Jack nodded. “They’ve taken everything else off my plate. They want this one solved.” He shook his head. “Nothing to do with Melissa. It’s just my job.”
“So,” Rocky said, “tell me about her.”
“Carly Henderson,” Jack said. “She was a redhead. We found her in the same kind of situation, small patch of woods in a semiurban area. She was a local. I don’t know who this woman was, but I’m willing to bet she’ll prove to be local, too.”
“Like Melissa,” Rocky said.
“Like Melissa,” Jack agreed.
*
“I definitely need a dog,” Devin said, leaning back against the door. It was locked and bolted. She’d checked the back door and the windows, too. She still felt on edge. “A giant dog. Or maybe an attack cat—like a tiger.”
I just found a woman with her throat slashed!
She suddenly wondered at her own courage—or stupidity—in running into the road. She might have flagged down the killer instead of an FBI agent. A normal person would have run back to the cottage, locked the door and called the police.
But what if the killer had hidden in her house?
At least she knew the killer wasn’t inside with her now. The young officer who had walked her back had made a thorough search. He’d gone into her closets and looked under the beds. And the cops would be nearby, searching the scene, for a while, she knew.
Poe squawked.
Her hands, she realized, were still shaking.
She could still see the woman all too clearly in her mind’s eyes. Lying there. Dead.
Poe let out another cry.
“I’m sorry. You’re a great bird. You just don’t have fangs and claws,” she told him.
It was all right. She was locked in, and she wasn’t opening her door to anyone.
Devin walked to the entertainment center—artfully hidden behind lattice doors—and turned on the television, wanting company.
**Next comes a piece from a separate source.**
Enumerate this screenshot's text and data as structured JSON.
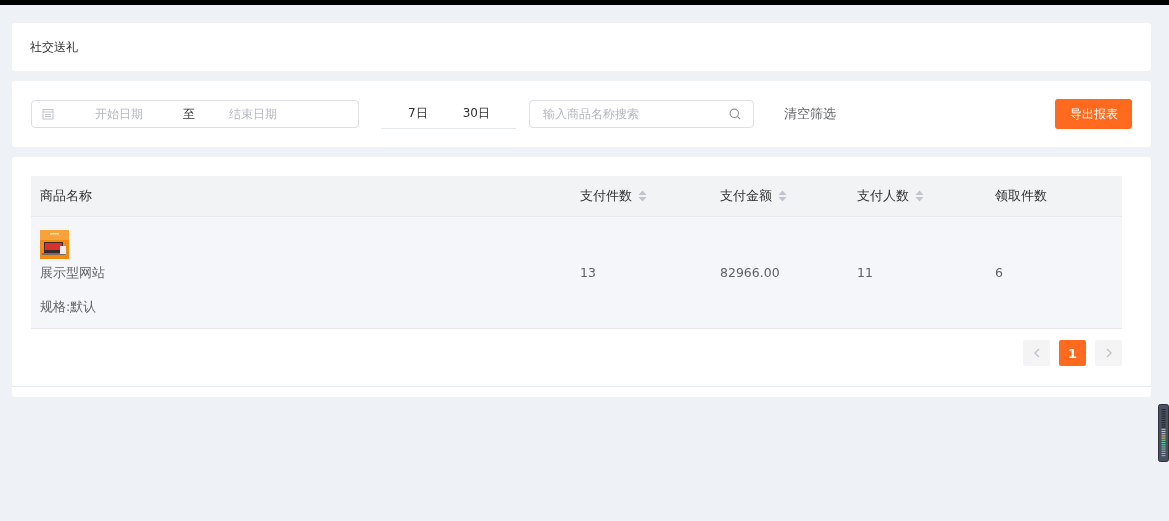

She sat down at her computer, thinking that if she went back to work she would concentrate on the wonderful magic of her aunt—both her real aunt and her fictional Auntie Pim—and get lost in the joy of writing.
Except she didn’t.
Work? Was she kidding herself? She wasn’t going to get any work done now.
She looked up the murder in Swampscott.
The first site she opened, the local paper, gave her as much information as was available to the public.